Post date: Apr 22, 2020 1:18:58 PM
- Choosing a distance and a clustering method
Distance
- I choose Manhattan distance because it gives the most robust results across datasets.
Clustering methods
Interesting: “One of the problems with Cluster Analysis is that different methods may produce different results –generally no accepted best method. Good News: If your data really has clear groups all methods will find them and give you similar results. Therefore it is best to try multiple algorithms and see what groups logically make sense” https://sites.ualberta.ca/~lkgray/uploads/7/3/6/2/7362679/slides-clusteranalysis.pdf
" ward.D" = Ward’s minimum variance method
" ward.D2" = Ward’s minimum variance method –however dissimilarities are squared before clustering
"single" = Nearest neighbours method
"complete" = distance between two clusters is defined as the maximum distance between an observation in one cluster and an observation in the other cluster. Links two elements that have the shortest distance linking them. The shortest distance is defined by the maximum difference a pair in of these elements bear – I do not like this one because it may give importance to non-important difference in one SNPs.Ward.D2 ; minimizes within-cluster variance – this might be more interesting to keep.
"average" = distance between two clusters is defined as the mean distance between an observation in one cluster and an observation in the other cluster
"mcquitty" = when two clusters are be joined, the distance of the new cluster to any other cluster is calculated as the average of the distances of the soon to be joined clusters to that other cluster
"median" = uses group median
"centroid" = uses group centroid
Maybe the best is really to keep trying different clustering methods.
Checking the scripts:
We start of by eliminating SNPs that are found in each of the three groups (PONs, Pando, friends).
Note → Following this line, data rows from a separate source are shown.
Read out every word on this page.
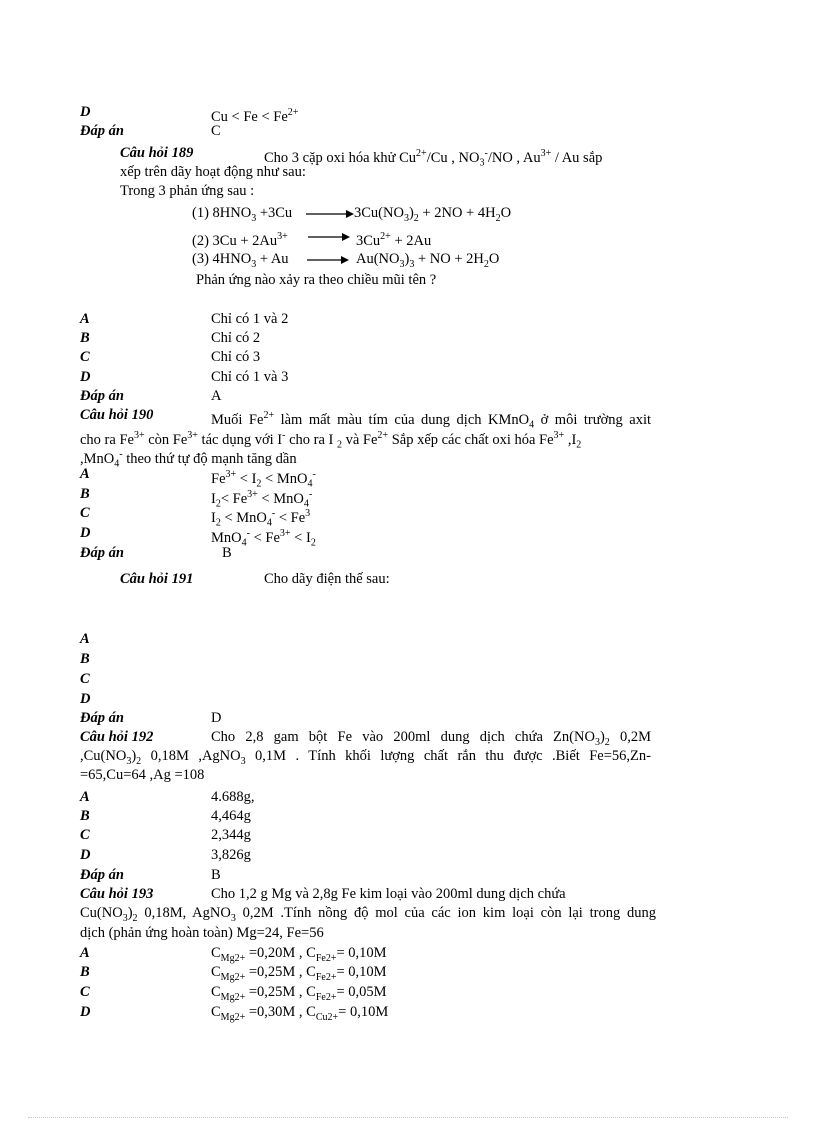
D	$Cu < Fe < Fe^{2+}$
Đáp án	C
Câu hỏi 189	Cho 3 cặp oxi hóa khử $Cu^{2+}/Cu$ , $NO_3^-/NO$ , $Au^{3+}$ / Au sắp
xếp trên dãy hoạt động như sau:
Trong 3 phản ứng sau :
(1) $8HNO_3 +3Cu$	$3Cu(NO_3)_2 + 2NO + 4H_2O$
(2) $3Cu + 2Au^{3+}$	$3Cu^{2+} + 2Au$
(3) $4HNO_3 + Au$	$Au(NO_3)_3$ + NO + $2H_2O$
Phản ứng nào xảy ra theo chiều mũi tên ?
A	Chỉ có 1 và 2
B	Chỉ có 2
C	Chỉ có 3
D	Chỉ có 1 và 3
Đáp án	A
Câu hỏi 190	Muối $Fe^{2+}$ làm mất màu tím của dung dịch KMnO$_4$ ở môi trường axit
cho ra $Fe^{3+}$ còn $Fe^{3+}$ tác dụng với I- cho ra I $_2$ và $Fe^{2+}$ Sắp xếp các chất oxi hóa $Fe^{3+}$ $,I_2$
,MnO$_4$- theo thứ tự độ mạnh tăng dần
A	$Fe^{3+} < I_2 < MnO_4^-$
B	$I_2< Fe^{3+} < MnO_4^-$
C	$I_2 < MnO_4^- < Fe^3$
D	$MnO_4^- < Fe^{3+} < I_2$
Đáp án	B
Câu hỏi 191	Cho dãy điện thế sau:
A
B
C
D
Đáp án	D
Câu hỏi 192	Cho 2,8 gam bột Fe vào 200ml dung dịch chứa $Zn(NO_3)_2$ 0,2M
$,Cu(NO_3)_2$ 0,18M ,AgNO$_3$ 0,1M . Tính khối lượng chất rắn thu được .Biết Fe=56,Zn-
=65,Cu=64 ,Ag =108
A	4.688g,
B	4,464g
C	2,344g
D	3,826g
Đáp án	B
Câu hỏi 193	Cho 1,2 g Mg và 2,8g Fe kim loại vào 200ml dung dịch chứa
$Cu(NO_3)_2$ 0,18M, AgNO$_3$ 0,2M .Tính nồng độ mol của các ion kim loại còn lại trong dung
dịch (phản ứng hoàn toàn) Mg=24, Fe=56
A	$C_{Mg2+} =0,20M$ , $C_{Fe2+}= 0,10M$
B	$C_{Mg2+} =0,25M$ , $C_{Fe2+}= 0,10M$
C	$C_{Mg2+} =0,25M$ , $C_{Fe2+}= 0,05M$
D	$C_{Mg2+} =0,30M$ , $C_{Cu2+}= 0,10M$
Why is this important?
Maybe answer :
- We check in the two groups we created as comparisons: PON and friends what are the shared mutations between them.
- we get rid of these shared mutations (sequencing errors, or hypermutable states that will perturb our signal)
What I have started to do:
I have found a mistake in the script I used to extract the hets probabilities, so I am restarting the analysis from the beginning.